Wálter Maierovitch –
Carta Capital
A capela sistina
sempre foi palco de litígios e puxadas de tapete. Nela existe a “câmara das
lágrimas”, onde o vencedor troca os panos cor púrpura de cardeal pelos brancos
de papa, antes de, na solidão, debulhar-se em lágrimas por causa da grande
emoção. Na Sistina, o então jovem Rafael, insuflado pelo seu mestre Bramante,
tentou tomar o lugar de Michelangelo. Rafael não se contentava em afrescar os
quartos dos papas. Aproveitava-se do atraso de Michelangelo para espalhar que o
concorrente nunca afrescara paredes e não dominava as técnicas de aplicar tinta
em reboco molhado. Michelangelo venceu o embate.
Depois de 25 horas
de votações, venceram os reformistas da Cúria. A disputa estava polarizada
entre esses e os antirreformistas liderados pelo camerlengo Tarcisio Bertone,
ex-secretário de Estado (chefe da Cúria e uma espécie de primeiro-ministro). O
candidato de Bertone era o brasileiro Odilo Pedro Scherer, integrante da
comissão de fiscalização do apelidado Banco do Vaticano, eufemisticamente
denominado Instituto para as Obras Religiosas (IOR).
Nos últimos
conclaves, o grande embate ocorria entre os reformadores da doutrina, incluindo
o saudoso Carlo Maria Martini, e os conservadores. Venceram os últimos, cujos
principais símbolos foram Karol Wojtyla e o seu delfim Joseph Ratzinger. Por
evidente, perdia a Igreja com o conservadorismo, destacando a redução de fiéis
na Europa. A propósito, e como demonstrou o vaticanista Marco Politi, Ratzinger
foi o grande teólogo do obscurantismo. É contra a camisinha em tempos de Aids,
manteve a proibição de Paulo VI ao uso de pílulas anticoncepcionais, opõe-se à
ordenação de mulheres para o posto de sacerdotisas, condena o homossexualismo e
a lei alemã de “despenalização” do aborto, é contrário ao casamento de padres e
à oferta da eucaristia, nas celebrações, aos divorciados, entre outras.
A escolha de Jorge
Mario Bergoglio, que na eleição de Ratzinger ficou em segundo lugar ao
entrar nos escrutínios depois da baixa votação e da desistência do cardeal
Martini, foi costurada pelos norte-americanos, à frente Timothy Dolan, de Nova
York.

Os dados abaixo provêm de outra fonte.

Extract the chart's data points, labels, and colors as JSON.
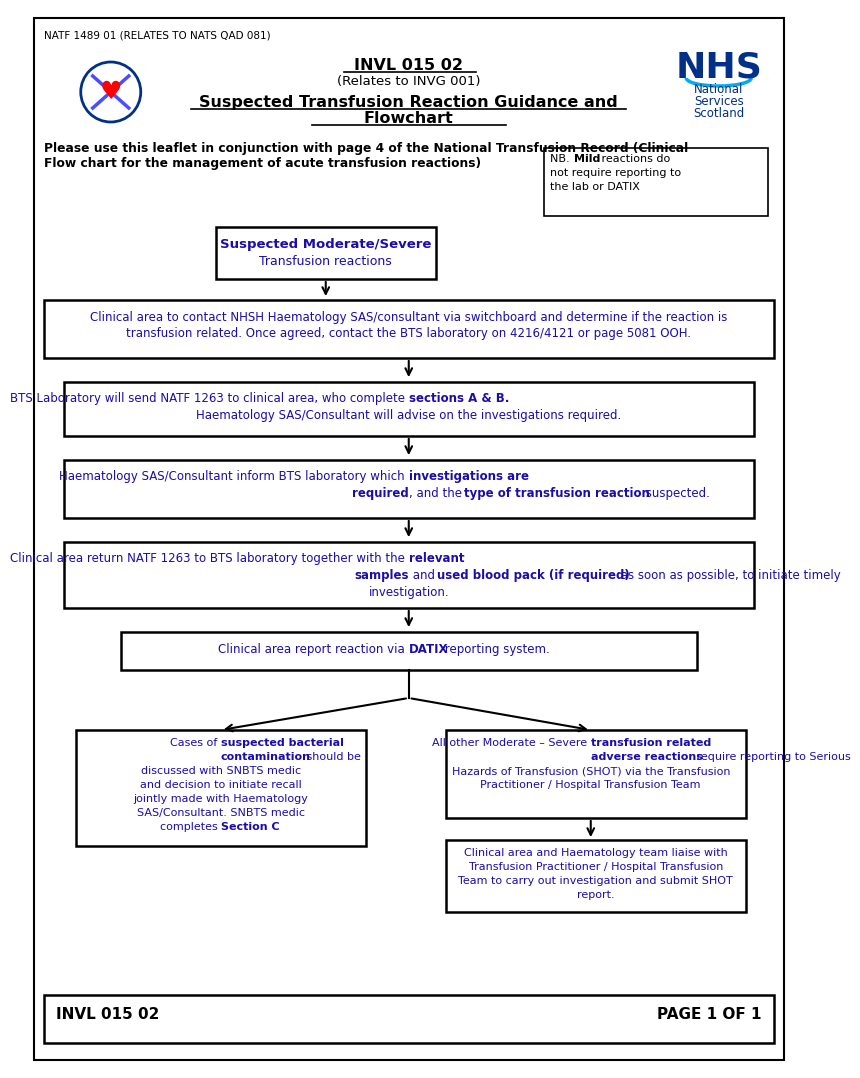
{
  "page_ref": "NATF 1489 01 (RELATES TO NATS QAD 081)",
  "title_center_line1": "INVL 015 02",
  "title_center_line2": "(Relates to INVG 001)",
  "title_main_line1": "Suspected Transfusion Reaction Guidance and",
  "title_main_line2": "Flowchart",
  "intro_text_line1": "Please use this leaflet in conjunction with page 4 of the National Transfusion Record (Clinical",
  "intro_text_line2": "Flow chart for the management of acute transfusion reactions)",
  "nb_line1": "NB. ",
  "nb_bold": "Mild",
  "nb_line1_end": " reactions do",
  "nb_line2": "not require reporting to",
  "nb_line3": "the lab or DATIX",
  "box1_bold": "Suspected Moderate/Severe",
  "box1_normal": "Transfusion reactions",
  "box2_line1": "Clinical area to contact NHSH Haematology SAS/consultant via switchboard and determine if the reaction is",
  "box2_line2": "transfusion related. Once agreed, contact the BTS laboratory on 4216/4121 or page 5081 OOH.",
  "box3_pre": "BTS Laboratory will send NATF 1263 to clinical area, who complete ",
  "box3_bold": "sections A & B.",
  "box3_line2": "Haematology SAS/Consultant will advise on the investigations required.",
  "box4_pre": "Haematology SAS/Consultant inform BTS laboratory which ",
  "box4_bold1": "investigations are",
  "box4_line2_bold": "required",
  "box4_line2_mid": ", and the ",
  "box4_bold2": "type of transfusion reaction",
  "box4_end": " suspected.",
  "box5_pre": "Clinical area return NATF 1263 to BTS laboratory together with the ",
  "box5_bold1": "relevant",
  "box5_line2_bold": "samples",
  "box5_line2_mid": " and ",
  "box5_bold2": "used blood pack (if required)",
  "box5_line3": "investigation.",
  "box5_line2_end": " as soon as possible, to initiate timely",
  "box6_pre": "Clinical area report reaction via ",
  "box6_bold": "DATIX",
  "box6_post": " reporting system.",
  "box7_pre": "Cases of ",
  "box7_bold1": "suspected bacterial",
  "box7_line2_bold": "contamination",
  "box7_line2_end": " should be",
  "box7_line3": "discussed with SNBTS medic",
  "box7_line4": "and decision to initiate recall",
  "box7_line5": "jointly made with Haematology",
  "box7_line6": "SAS/Consultant. SNBTS medic",
  "box7_pre_bold2": "completes ",
  "box7_bold2": "Section C",
  "box8_pre": "All other Moderate – Severe ",
  "box8_bold1": "transfusion related",
  "box8_line2_bold": "adverse reactions",
  "box8_line2_end": " require reporting to Serious",
  "box8_line3": "Hazards of Transfusion (SHOT) via the Transfusion",
  "box8_line4": "Practitioner / Hospital Transfusion Team",
  "box9_line1": "Clinical area and Haematology team liaise with",
  "box9_line2": "Transfusion Practitioner / Hospital Transfusion",
  "box9_line3": "Team to carry out investigation and submit SHOT",
  "box9_line4": "report.",
  "footer_left": "INVL 015 02",
  "footer_right": "PAGE 1 OF 1",
  "text_color": "#1a0dab",
  "border_color": "#000000",
  "bg_color": "#ffffff",
  "nhs_blue": "#003087",
  "nhs_light_blue": "#00AEEF"
}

Os primeiros candidatos apresentados eram Angelo Scola e Odilo Scherer. O
reformista entrou na Sistina com cerca de 50 votos e o antirreformista Scherer
com quase 25. Como não passavam desse número e jamais atingiriam os dois terços
previstos na Constituição apostólica, acabaram substituídos. Então, pelo
resultado da urna, percebeu-se que não emplacariam os cardeais canadense,
húngaro, australiano, mexicano e o outsider e cultíssimo Gianfranco Ravasi.
Para os vaticanistas, Scola pediu a transferência dos seus votos para
Bergoglio, de 76 anos. O outro argentino, Leonardo Sandri, estava fechado com
os antirreformistas.
As articulações de
Dolan, o apoio de diversos cardeais sul-americanos engasgados com a Cúria
(Scherer nunca foi unanimidade entre os brasileiros votantes) e a migração de
votos do italiano Scola deram a vitória a Bergoglio, que entrou sem nenhuma
aspiração e zero de apetite. Como as questões terrenas, nada teológicas,
prevaleceram no conclave, os reformistas curiais Scola e Dolan devem indicar o
novo secretário de Estado. Aquele que cuidará da limpeza e das defenestrações.
A respeito fala-se de um cardeal com prestígio entre políticos italianos, capaz
de manter a contribuição do governo da Itália ao Vaticano, equivalente a 9
bilhões de euros por ano.
Scherer saiu
chamuscado ao defender o escandaloso Banco do Vaticano. Segundo Paolo
Rodari, vaticanista do jornal La Repubblica, “o ataque duríssimo na
congregação-geral feito por muitos cardeais e contra a ‘corrupção’ romana, numa
Cúria que apontava no candidato Odilo Scherer, cardeal brasileiro e integrante
da Comissão Cardinalícia do IOR, ecoou de maneira dramática durante o conclave…
Um conclave que assistiu, gradualmente, aos sul-americanos e norte-americanos
escolherem uma figura independente”.
Com Bergoglio,
jesuíta, esperam-se ações de moralização na Cúria, com o vigor de Inácio de
Loyola. Perderam os fiéis brasileiros: o maior país católico do mundo não teve
um candidato, entre os reformistas da Cúria, capaz de empolgar. E fica a
impressão, por exigência dos cardeais norte-americanos, de estar com os dias
contados a lavanderia do IOR, que não atende a todas as regras internacionais
de prevenção à lavagem de dinheiro criminoso ou sem causa.